In the 18 months since President Bush
announced the surge, our troops have performed heroically in bringing down the
level of violence. New tactics have protected the Iraqi population, and the
Sunni tribes have rejected Al-Qaida — greatly weakening its effectiveness.
But the same factors that led me to oppose
the surge still hold true. The strain on our military has grown, the situation
in Afghanistan has deteriorated and we’ve spent nearly $200 billion more in
Iraq than we had budgeted. Iraq’s leaders have failed to invest tens of
billions of dollars in oil revenues in rebuilding their own country, and they
have not reached the political accommodation that was the stated purpose of the
surge.
The good news is that Iraq’s leaders want
to take responsibility for their country by negotiating a timetable for the
removal of American troops. Meanwhile, Lt Gen James Dubik, the American officer
in charge of training Iraq’s security forces, estimates that the Iraqi army and
police will be ready to assume responsibility for security in 2009.
Only by redeploying our troops can we press
the Iraqis to reach comprehensive political accommodation and achieve a
successful transition to Iraqis taking responsibility for the security and
stability of their country. The Bush administration and Senator McCain are
refusing to embrace this transition — despite their previous commitments to
respect the will of Iraq’s sovereign government. They call any timetable for
the removal of American troops “surrender”, even though we would be turning
Iraq over to a sovereign Iraqi government.
But this is not a strategy for success — it
is a strategy for staying that runs contrary to the will of the Iraqi people,
the American people and the security interests of the United States. I would
give the military a new mission on my first day in office: ending this war.
We
must be as careful getting out of Iraq as we were careless getting in. We can
safely redeploy our combat brigades at a pace that would remove them in 16
months. That would be the summer of 2010 — two years from now, and more than
seven years after the war began. After this redeployment, a residual force in
Iraq would perform limited missions: going after any remnants of Al-Qaida in
Mesopotamia, protecting American service members and, so long as the Iraqis
make political progress, training Iraqi security forces. That would not be a
precipitous withdrawal.
In carrying out this strategy, we would
inevitably need to make tactical adjustments. I would consult with commanders
on the ground and the Iraqi government to ensure that our troops were
redeployed safely, and our interests protected. We would move them from secure
areas first and volatile areas later. We would pursue a diplomatic offensive
with every nation in the region on behalf of Iraq’s stability, and commit $2
billion to a new international effort to support Iraq’s refugees.

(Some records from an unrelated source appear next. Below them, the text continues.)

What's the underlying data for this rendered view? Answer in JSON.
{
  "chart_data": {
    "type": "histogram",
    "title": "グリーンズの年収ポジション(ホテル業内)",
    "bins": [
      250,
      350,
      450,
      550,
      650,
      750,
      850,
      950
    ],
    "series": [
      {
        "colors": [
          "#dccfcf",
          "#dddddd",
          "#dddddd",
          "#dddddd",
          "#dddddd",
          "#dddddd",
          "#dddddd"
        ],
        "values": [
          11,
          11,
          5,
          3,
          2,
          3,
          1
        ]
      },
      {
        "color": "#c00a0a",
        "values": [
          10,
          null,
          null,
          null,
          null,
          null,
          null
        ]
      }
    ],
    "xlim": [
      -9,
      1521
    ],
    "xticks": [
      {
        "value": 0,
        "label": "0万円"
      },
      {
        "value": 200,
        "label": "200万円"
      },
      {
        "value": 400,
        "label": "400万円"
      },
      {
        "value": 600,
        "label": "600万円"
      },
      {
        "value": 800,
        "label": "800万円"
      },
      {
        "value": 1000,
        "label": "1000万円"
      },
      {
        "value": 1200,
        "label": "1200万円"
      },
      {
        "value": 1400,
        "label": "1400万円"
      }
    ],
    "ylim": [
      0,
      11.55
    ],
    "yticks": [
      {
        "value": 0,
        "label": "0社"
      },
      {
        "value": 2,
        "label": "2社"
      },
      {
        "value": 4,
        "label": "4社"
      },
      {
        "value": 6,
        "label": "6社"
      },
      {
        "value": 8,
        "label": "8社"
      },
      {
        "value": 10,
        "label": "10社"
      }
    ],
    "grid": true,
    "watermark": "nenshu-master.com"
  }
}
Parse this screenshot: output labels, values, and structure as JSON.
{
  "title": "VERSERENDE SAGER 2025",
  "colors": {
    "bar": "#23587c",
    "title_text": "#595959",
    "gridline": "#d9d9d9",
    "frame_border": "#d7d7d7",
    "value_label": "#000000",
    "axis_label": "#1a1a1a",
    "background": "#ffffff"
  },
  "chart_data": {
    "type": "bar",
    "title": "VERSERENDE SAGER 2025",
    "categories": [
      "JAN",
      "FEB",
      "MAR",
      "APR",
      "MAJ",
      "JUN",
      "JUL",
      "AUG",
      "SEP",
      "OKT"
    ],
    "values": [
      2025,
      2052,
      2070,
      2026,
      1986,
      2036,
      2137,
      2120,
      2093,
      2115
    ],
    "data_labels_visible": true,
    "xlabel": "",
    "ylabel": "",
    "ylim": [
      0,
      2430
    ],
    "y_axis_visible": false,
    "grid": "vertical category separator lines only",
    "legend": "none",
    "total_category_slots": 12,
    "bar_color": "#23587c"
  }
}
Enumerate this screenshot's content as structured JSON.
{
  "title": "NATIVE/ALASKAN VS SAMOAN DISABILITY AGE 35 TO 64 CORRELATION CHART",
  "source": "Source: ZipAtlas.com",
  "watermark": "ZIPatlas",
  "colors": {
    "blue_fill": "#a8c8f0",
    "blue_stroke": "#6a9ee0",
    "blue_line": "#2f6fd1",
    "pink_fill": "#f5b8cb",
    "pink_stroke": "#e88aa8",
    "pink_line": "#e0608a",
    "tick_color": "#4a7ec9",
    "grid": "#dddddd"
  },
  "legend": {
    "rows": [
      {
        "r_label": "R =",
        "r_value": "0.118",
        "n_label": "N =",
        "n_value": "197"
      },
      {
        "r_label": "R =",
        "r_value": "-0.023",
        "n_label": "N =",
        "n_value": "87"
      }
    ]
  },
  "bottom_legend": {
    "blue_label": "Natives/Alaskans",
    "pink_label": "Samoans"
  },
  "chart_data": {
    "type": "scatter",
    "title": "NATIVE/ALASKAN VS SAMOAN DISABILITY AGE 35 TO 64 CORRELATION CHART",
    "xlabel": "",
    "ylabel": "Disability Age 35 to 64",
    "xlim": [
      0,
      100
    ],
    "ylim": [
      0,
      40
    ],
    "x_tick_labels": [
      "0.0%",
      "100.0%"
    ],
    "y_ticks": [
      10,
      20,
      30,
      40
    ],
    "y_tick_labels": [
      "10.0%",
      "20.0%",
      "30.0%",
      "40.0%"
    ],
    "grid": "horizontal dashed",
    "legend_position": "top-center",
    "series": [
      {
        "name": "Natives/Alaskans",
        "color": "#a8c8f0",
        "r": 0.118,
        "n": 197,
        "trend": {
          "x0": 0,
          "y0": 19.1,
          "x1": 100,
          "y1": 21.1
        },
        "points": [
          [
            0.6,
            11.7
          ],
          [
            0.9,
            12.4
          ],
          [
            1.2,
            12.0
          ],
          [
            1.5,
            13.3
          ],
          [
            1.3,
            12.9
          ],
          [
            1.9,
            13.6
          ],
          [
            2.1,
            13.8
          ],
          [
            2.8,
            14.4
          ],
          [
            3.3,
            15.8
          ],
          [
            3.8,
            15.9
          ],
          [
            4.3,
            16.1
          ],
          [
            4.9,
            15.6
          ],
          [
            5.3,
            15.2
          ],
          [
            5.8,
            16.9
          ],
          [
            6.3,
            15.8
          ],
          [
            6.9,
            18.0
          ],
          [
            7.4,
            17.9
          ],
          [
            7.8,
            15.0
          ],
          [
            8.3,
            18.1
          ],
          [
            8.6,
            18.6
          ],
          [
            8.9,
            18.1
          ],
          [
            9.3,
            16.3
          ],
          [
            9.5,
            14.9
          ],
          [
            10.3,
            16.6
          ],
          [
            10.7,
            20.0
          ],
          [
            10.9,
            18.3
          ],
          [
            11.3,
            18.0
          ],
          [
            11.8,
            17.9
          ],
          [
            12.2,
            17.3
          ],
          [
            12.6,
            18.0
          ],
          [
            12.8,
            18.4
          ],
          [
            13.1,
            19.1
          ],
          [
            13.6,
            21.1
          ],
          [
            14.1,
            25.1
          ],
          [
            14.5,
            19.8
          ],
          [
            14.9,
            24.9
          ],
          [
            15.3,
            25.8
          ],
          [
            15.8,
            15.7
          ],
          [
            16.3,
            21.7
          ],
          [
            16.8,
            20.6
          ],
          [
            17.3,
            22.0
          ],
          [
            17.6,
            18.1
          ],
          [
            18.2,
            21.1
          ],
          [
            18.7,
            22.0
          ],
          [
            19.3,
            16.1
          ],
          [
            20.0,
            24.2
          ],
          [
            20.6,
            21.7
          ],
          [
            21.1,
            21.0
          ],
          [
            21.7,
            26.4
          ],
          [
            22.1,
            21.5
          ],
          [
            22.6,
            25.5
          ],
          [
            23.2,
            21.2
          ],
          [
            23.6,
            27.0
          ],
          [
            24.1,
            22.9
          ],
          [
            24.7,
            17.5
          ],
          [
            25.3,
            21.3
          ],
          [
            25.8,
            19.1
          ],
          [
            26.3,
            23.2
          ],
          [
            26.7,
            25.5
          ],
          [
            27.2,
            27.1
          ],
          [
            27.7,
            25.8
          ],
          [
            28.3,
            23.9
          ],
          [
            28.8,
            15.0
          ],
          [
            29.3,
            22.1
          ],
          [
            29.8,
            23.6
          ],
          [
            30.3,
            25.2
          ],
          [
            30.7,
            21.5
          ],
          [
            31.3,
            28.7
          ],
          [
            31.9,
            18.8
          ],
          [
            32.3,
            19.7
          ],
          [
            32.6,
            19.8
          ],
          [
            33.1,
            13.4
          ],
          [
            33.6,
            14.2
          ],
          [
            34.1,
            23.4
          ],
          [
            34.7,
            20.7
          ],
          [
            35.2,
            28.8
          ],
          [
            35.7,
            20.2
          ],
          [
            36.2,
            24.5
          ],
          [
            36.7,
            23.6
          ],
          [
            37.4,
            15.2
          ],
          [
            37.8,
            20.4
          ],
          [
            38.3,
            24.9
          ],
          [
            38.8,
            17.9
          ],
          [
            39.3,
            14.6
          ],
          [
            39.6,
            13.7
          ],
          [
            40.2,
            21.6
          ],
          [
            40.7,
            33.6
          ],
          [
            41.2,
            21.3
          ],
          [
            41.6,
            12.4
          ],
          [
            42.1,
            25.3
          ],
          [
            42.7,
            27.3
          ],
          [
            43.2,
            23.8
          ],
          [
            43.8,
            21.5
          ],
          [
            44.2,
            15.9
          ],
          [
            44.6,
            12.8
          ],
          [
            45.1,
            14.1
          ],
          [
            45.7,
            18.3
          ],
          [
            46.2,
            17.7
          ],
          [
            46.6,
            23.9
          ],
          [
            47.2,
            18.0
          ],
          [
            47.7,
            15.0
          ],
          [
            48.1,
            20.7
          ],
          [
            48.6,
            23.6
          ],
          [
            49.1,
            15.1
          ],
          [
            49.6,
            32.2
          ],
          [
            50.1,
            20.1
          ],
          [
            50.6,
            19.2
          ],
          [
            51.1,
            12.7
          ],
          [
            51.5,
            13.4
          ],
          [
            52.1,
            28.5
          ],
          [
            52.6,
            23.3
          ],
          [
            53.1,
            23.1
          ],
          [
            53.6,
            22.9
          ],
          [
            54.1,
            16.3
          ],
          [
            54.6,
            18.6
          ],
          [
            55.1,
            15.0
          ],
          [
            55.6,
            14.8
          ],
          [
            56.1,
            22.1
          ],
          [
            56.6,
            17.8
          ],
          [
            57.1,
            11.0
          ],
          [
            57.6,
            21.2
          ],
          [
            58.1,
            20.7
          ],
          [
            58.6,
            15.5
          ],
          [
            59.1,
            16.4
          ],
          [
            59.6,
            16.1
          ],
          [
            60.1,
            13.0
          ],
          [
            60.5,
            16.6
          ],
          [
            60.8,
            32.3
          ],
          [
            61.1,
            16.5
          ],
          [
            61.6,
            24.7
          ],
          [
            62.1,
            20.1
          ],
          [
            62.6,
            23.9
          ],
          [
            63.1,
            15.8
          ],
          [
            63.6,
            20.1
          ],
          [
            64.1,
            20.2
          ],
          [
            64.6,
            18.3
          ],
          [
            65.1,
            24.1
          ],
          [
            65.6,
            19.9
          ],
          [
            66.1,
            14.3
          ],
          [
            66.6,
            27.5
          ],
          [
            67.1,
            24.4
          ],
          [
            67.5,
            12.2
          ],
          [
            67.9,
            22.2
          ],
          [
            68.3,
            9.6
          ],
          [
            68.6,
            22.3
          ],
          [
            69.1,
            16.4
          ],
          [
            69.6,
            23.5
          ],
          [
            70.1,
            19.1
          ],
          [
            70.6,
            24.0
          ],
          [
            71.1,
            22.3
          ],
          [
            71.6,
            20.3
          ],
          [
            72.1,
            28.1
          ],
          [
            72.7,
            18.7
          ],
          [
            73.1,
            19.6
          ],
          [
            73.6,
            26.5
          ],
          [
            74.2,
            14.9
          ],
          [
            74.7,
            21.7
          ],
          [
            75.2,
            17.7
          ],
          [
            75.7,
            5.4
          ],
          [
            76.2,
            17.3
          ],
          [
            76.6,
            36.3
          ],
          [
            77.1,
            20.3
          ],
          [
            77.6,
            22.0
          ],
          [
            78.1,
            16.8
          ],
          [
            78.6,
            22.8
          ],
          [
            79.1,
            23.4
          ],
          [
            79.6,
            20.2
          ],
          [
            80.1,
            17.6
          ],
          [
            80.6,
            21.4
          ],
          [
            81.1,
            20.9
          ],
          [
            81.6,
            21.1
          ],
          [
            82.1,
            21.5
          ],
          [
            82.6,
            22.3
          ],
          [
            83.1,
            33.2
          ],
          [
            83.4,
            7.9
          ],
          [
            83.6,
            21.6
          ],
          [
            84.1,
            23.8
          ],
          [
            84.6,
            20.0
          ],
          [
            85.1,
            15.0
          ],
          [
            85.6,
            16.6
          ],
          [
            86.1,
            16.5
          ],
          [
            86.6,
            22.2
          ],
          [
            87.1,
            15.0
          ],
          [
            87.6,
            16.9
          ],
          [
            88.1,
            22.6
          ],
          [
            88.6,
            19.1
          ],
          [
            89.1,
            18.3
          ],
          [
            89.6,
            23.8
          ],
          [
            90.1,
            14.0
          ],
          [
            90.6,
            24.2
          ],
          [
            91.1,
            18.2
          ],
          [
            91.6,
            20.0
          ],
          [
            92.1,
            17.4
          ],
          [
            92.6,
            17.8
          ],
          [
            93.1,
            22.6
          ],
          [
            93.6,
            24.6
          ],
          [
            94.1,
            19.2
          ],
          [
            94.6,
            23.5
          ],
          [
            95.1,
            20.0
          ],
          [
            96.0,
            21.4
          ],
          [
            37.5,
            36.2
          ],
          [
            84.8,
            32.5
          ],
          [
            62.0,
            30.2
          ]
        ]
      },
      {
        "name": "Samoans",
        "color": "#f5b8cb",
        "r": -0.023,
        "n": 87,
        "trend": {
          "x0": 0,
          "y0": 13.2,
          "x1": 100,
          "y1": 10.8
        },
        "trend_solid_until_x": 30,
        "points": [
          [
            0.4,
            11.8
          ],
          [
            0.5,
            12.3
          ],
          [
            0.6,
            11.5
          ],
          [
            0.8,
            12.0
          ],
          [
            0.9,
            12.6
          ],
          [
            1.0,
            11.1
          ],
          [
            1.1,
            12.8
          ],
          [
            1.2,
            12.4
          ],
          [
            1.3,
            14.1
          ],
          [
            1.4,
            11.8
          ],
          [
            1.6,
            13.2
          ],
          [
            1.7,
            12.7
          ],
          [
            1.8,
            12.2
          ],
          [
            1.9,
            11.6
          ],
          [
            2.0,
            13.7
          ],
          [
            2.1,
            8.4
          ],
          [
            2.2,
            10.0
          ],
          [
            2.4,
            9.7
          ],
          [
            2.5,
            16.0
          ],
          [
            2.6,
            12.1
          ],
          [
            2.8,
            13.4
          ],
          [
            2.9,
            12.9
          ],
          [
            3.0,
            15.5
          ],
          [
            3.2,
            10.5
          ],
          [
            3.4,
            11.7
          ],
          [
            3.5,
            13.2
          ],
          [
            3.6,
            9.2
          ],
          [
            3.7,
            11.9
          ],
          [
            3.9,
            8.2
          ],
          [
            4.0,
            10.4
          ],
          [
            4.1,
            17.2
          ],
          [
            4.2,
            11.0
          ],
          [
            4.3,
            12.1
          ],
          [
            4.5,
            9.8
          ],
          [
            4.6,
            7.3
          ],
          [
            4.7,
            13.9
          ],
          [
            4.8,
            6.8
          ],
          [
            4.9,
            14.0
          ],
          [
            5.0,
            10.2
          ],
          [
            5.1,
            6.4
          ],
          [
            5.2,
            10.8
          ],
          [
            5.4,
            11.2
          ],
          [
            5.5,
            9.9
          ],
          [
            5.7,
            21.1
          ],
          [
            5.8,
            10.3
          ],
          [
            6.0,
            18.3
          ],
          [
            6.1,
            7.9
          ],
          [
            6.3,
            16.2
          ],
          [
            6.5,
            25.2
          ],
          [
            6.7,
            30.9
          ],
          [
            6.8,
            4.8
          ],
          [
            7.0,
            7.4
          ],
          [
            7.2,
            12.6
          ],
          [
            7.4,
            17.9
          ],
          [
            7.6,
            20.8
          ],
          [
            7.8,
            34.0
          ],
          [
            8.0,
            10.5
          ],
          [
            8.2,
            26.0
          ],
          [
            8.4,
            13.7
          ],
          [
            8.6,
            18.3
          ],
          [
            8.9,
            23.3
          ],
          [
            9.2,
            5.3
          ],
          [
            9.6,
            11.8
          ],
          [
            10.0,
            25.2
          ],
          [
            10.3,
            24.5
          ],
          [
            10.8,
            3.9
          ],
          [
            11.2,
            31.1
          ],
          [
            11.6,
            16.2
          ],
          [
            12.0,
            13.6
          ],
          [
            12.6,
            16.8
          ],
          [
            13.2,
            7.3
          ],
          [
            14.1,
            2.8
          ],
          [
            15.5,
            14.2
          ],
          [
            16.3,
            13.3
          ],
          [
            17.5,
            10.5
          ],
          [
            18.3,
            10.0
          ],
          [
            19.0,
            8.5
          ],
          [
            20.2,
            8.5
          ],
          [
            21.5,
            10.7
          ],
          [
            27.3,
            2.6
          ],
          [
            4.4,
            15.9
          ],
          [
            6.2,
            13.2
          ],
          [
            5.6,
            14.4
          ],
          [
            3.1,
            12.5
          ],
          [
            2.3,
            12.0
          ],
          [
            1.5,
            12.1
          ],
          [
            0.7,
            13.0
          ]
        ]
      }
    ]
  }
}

Ending the war is essential to meeting our
broader strategic goals, starting in Afghanistan and Pakistan, where the
Taliban is resurgent and Al-Qaida has a safe haven. Iraq is not the central
front in the war on terrorism, and it never has been. As Adm Mike Mullen, the chairman
of the Joint Chiefs of Staff, recently pointed out, we won’t have sufficient
resources to finish the job in Afghanistan until we reduce our commitment to
Iraq.
I would — as president — pursue a new
strategy, and begin by providing at least two additional combat brigades to
support our effort in Afghanistan. We need more troops, more helicopters,
better intelligence-gathering and more non-military assistance to accomplish
the mission there.
In this campaign, there are honest
differences over Iraq, and we should discuss them with the thoroughness they
deserve. I would make it absolutely clear, unlike Senator McCain, that we seek
no presence in Iraq similar to our permanent bases in South Korea, and would
redeploy our troops out of Iraq and focus on the broader security challenges
that we face. But for far too long, those responsible for the greatest
strategic blunder in the recent history of American foreign policy have ignored
useful debate in favour of making false charges about flip-flops and surrender.
It’s not going to work this time. It’s time
to end this war. — NYTNS
The
writer is the presumptive Democratic US presidential nominee.